Effective Playtesting Rituals

Every community of creators should have a regular playtest series. This is true whether it’s an ad-hoc community of independent creators, an academic research group, or a large corporation. If there isn’t a playtest series, you should start one. This post is for you.

I have been involved in several recurring playtest series. I first discovered this format in SF, a monthly series called Sandbox at The Go Game. I instituted a weekly playtest series as part of CTRL Labs, after we were acquired by Meta, and as far as I’m aware it’s still running. The Lower Case, an immersive theatre art space I was co-running in NYC, also ran a monthly playtest series. The creative medium (games, apps, theatre, UX research) doesn’t matter, if you create new stuff, you must have a playtest series.
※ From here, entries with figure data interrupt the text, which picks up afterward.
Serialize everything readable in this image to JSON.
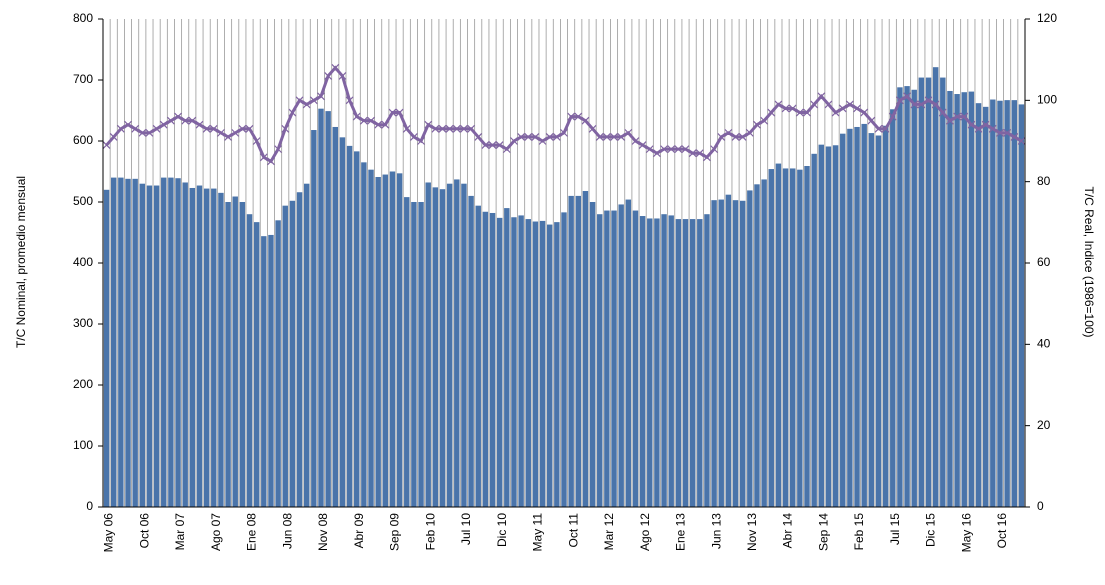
{
  "chart_data": {
    "type": "bar",
    "y_label": "T/C Nominal, promedio mensual",
    "y2_label": "T/C Real, Indice (1986=100)",
    "categories": [
      "May 06",
      null,
      null,
      null,
      null,
      "Oct 06",
      null,
      null,
      null,
      null,
      "Mar 07",
      null,
      null,
      null,
      null,
      "Ago 07",
      null,
      null,
      null,
      null,
      "Ene 08",
      null,
      null,
      null,
      null,
      "Jun 08",
      null,
      null,
      null,
      null,
      "Nov 08",
      null,
      null,
      null,
      null,
      "Abr 09",
      null,
      null,
      null,
      null,
      "Sep 09",
      null,
      null,
      null,
      null,
      "Feb 10",
      null,
      null,
      null,
      null,
      "Jul 10",
      null,
      null,
      null,
      null,
      "Dic 10",
      null,
      null,
      null,
      null,
      "May 11",
      null,
      null,
      null,
      null,
      "Oct 11",
      null,
      null,
      null,
      null,
      "Mar 12",
      null,
      null,
      null,
      null,
      "Ago 12",
      null,
      null,
      null,
      null,
      "Ene 13",
      null,
      null,
      null,
      null,
      "Jun 13",
      null,
      null,
      null,
      null,
      "Nov 13",
      null,
      null,
      null,
      null,
      "Abr 14",
      null,
      null,
      null,
      null,
      "Sep 14",
      null,
      null,
      null,
      null,
      "Feb 15",
      null,
      null,
      null,
      null,
      "Jul 15",
      null,
      null,
      null,
      null,
      "Dic 15",
      null,
      null,
      null,
      null,
      "May 16",
      null,
      null,
      null,
      null,
      "Oct 16",
      null,
      null,
      null
    ],
    "series": [
      {
        "type": "bar",
        "color": "#4a74aa",
        "values": [
          520,
          540,
          540,
          538,
          538,
          530,
          527,
          527,
          540,
          540,
          539,
          532,
          523,
          527,
          522,
          522,
          515,
          500,
          509,
          500,
          480,
          467,
          444,
          446,
          470,
          494,
          502,
          516,
          530,
          618,
          653,
          649,
          623,
          606,
          592,
          583,
          565,
          553,
          541,
          545,
          550,
          547,
          508,
          500,
          500,
          532,
          524,
          521,
          530,
          537,
          530,
          510,
          494,
          484,
          482,
          474,
          490,
          475,
          478,
          472,
          468,
          469,
          463,
          467,
          483,
          510,
          510,
          518,
          500,
          480,
          486,
          486,
          496,
          504,
          486,
          477,
          473,
          473,
          480,
          478,
          472,
          472,
          472,
          472,
          480,
          503,
          504,
          512,
          503,
          502,
          519,
          529,
          537,
          554,
          563,
          555,
          555,
          553,
          559,
          579,
          594,
          591,
          593,
          612,
          620,
          623,
          628,
          613,
          609,
          625,
          652,
          688,
          690,
          684,
          704,
          704,
          721,
          704,
          682,
          677,
          680,
          681,
          662,
          656,
          668,
          666,
          667,
          667,
          660
        ]
      },
      {
        "type": "line",
        "axis": "y2",
        "color": "#8064a2",
        "values": [
          89,
          91,
          93,
          94,
          93,
          92,
          92,
          93,
          94,
          95,
          96,
          95,
          95,
          94,
          93,
          93,
          92,
          91,
          92,
          93,
          93,
          90,
          86,
          85,
          88,
          93,
          97,
          100,
          99,
          100,
          101,
          106,
          108,
          106,
          100,
          96,
          95,
          95,
          94,
          94,
          97,
          97,
          93,
          91,
          90,
          94,
          93,
          93,
          93,
          93,
          93,
          93,
          91,
          89,
          89,
          89,
          88,
          90,
          91,
          91,
          91,
          90,
          91,
          91,
          92,
          96,
          96,
          95,
          93,
          91,
          91,
          91,
          91,
          92,
          90,
          89,
          88,
          87,
          88,
          88,
          88,
          88,
          87,
          87,
          86,
          88,
          91,
          92,
          91,
          91,
          92,
          94,
          95,
          97,
          99,
          98,
          98,
          97,
          97,
          99,
          101,
          99,
          97,
          98,
          99,
          98,
          97,
          95,
          93,
          93,
          96,
          100,
          101,
          99,
          99,
          100,
          99,
          97,
          95,
          96,
          96,
          94,
          93,
          94,
          93,
          92,
          92,
          91,
          90
        ]
      }
    ],
    "ylim": [
      0,
      800
    ],
    "yticks": [
      0,
      100,
      200,
      300,
      400,
      500,
      600,
      700,
      800
    ],
    "y2lim": [
      0,
      120
    ],
    "y2ticks": [
      0,
      20,
      40,
      60,
      80,
      100,
      120
    ]
  }
}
Running an effective playtest series requires ongoing management of subtle sociocultural factors. You can’t just declare a playtest timeslot and hope things work out; this may be worse than running no playtest at all! I’ve found these issues to be surprisingly consistent across creative mediums, social groups, and whether playtests are in-person or remote.

Rules

Schedule playtests at a regular, recurring time.
Eliminate any red tape to sign up as a creator or tester. The only requirement to participate should be to show up, like an unconference.
Participation must be optional for testers.
Testers should not be allowed to watch an experience before playtesting it.
Documentation (photo/video) of an experience during a playtest is not allowed unless done by the creator themselves.
Playtests should be distinct from morale-boosting demos or showcases. Mixing these is harmful.

Why We Playtest

The generally accepted belief is that the purpose of a playtest is for a creator to get feedback on a work-in-progress. This isn’t exactly true, and it is merely the centre around which other useful outcomes emerge.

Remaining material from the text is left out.